- The farro can be cooked ahead.
- Use pearled or semipearled farro to reduce cooking time.
1 cup farro
3 cups water
3 Tbs olive oil
3 cloves garlic, minced
1-inch piece ginger, minced
2 green cardamom pods
1 cinnamon stick
2 dried red chilies
1 tsp cumin seeds
1 bay leaf
3/4 tsp garam masala
1 tsp red chile powder
1 tsp kosher salt
1/2 tsp black pepper
1 small red onion, cut into long slivers
1 carrot, cut into matchsticks
1 medium zucchini, sliced and quartered
2 Tbs cilantro, chopped
1. Rinse the farro in cool water. Fill a medium pan with 4 cups of cold water and a pinch of salt. Bring to a boil. Add the farro then cover and reduce the heat to low. Allow the farro to simmer until tender, about for approximately 25 minutes. Drain off any remaining water, if necessary. Set aside.

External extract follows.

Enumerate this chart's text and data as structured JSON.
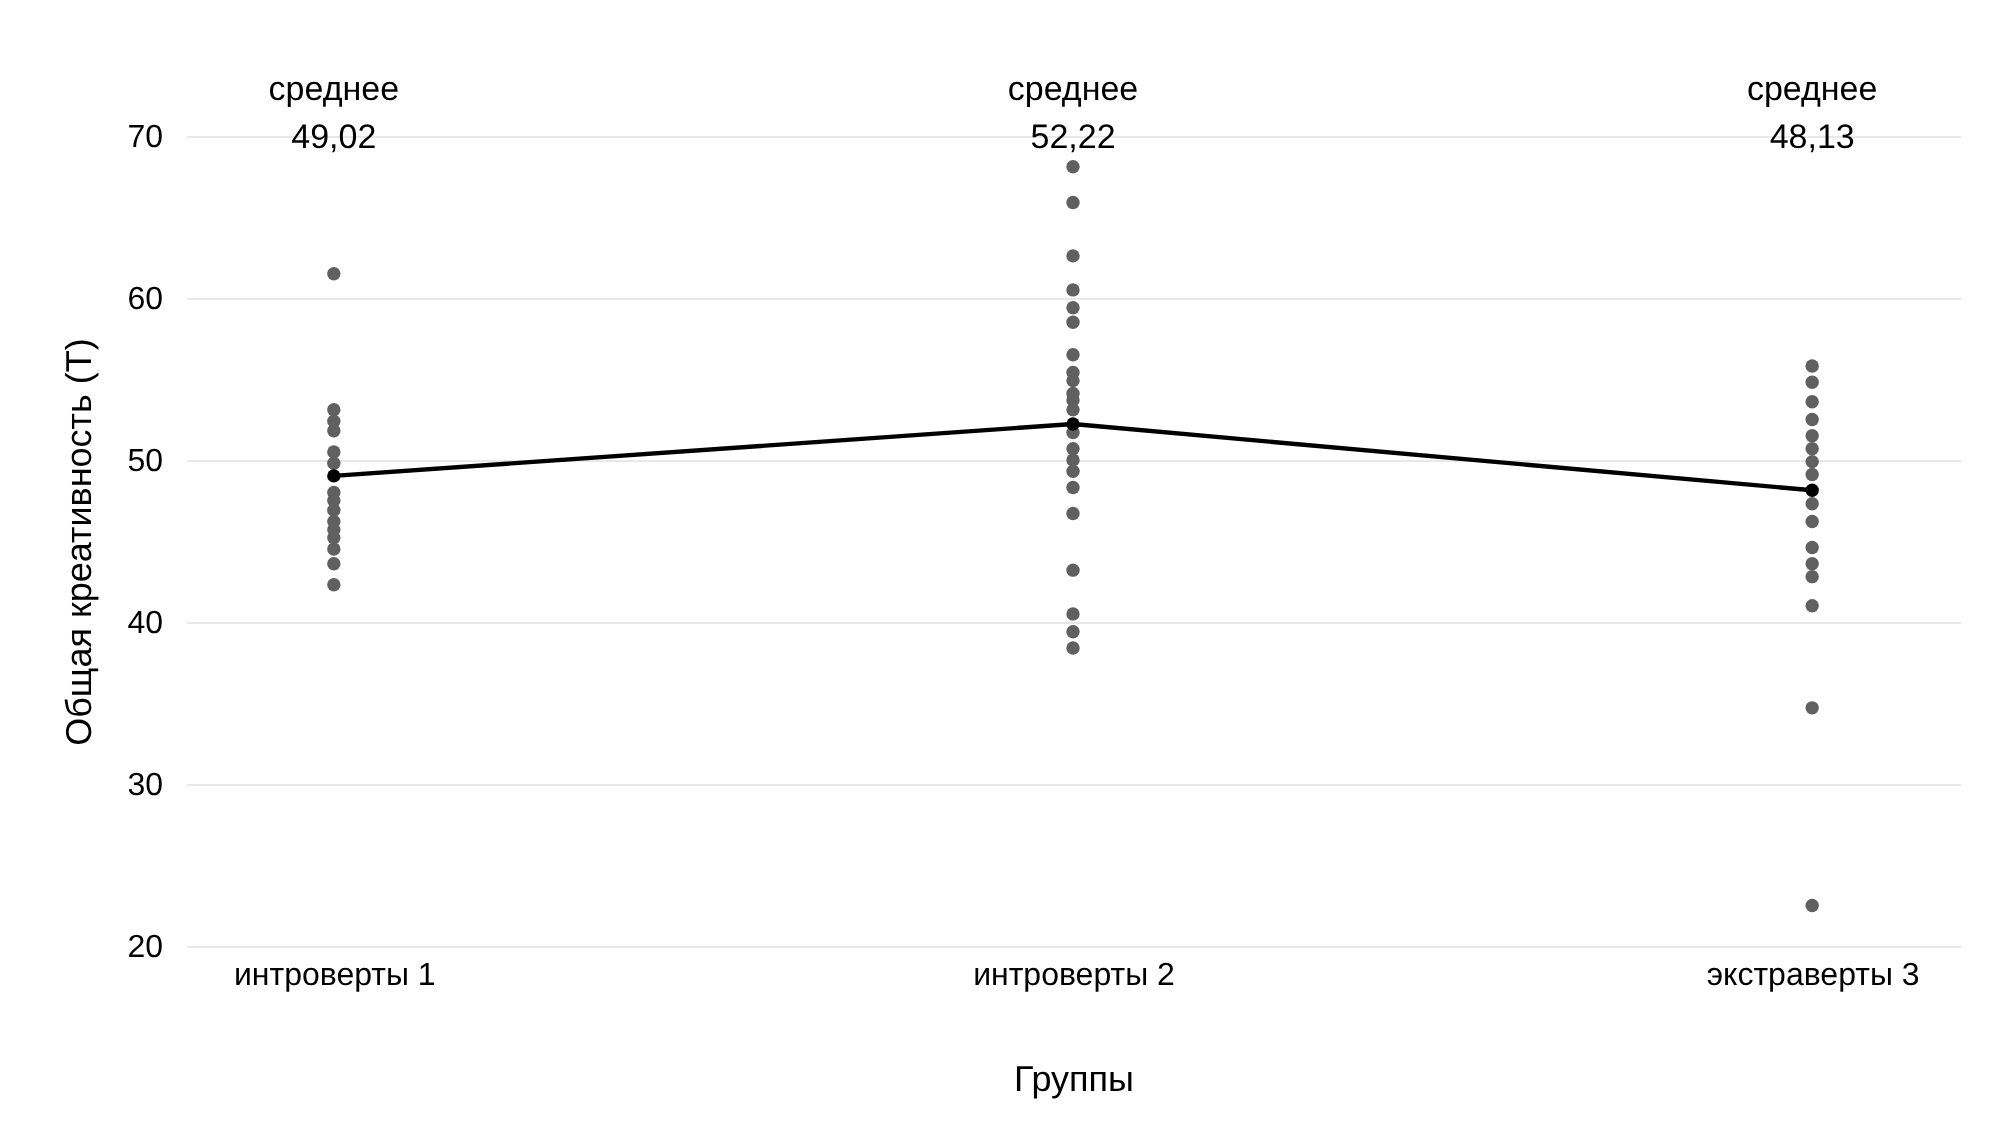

2. Heat the oil in a large nonstick pot over medium heat. Add the whole spices and fry for 2 minutes before adding the onion and carrot. Fry for 5 minutes. Reduce the heat to medium-low. Add the garlic and ginger then fry for 1 minute. Stir in the garam masala, red chile powder, salt and black pepper. Fry for 30 seconds then add the zucchini. Fry for about 5 minutes, until the zucchini is just tender.
3. Reduce the heat to low. Add the farro to the pot and cook until the farro is evenly hot throughout, about 2 minutes. Stir in the cilantro. Adjust the salt as needed. Remove from the heat and transfer to a serving dish.
In this recipe, I wanted to combine two of my favorite ingredients to create a healthy vegetarian recipe for Zucchini Farro Pulav. I wanted to incorporate the health benefits of farro, a grain that has been around since the times of the Fertile Crescent, Indian spices and summer vegetables.
Farro is loaded with protein and fiber as well as other vitamins and minerals. It has a delicately chewy texture when cooked so you will feel satisfied after eating it. It is a very forgiving grain in that it can be cooked ahead and then used in a recipe the following day. Farro is much easier to cook than rice which must be boiled just the right number of minutes or it is overcooked. I use pearled or semi-pearled farro because it is easy to cook and doesn’t require an overnight soak.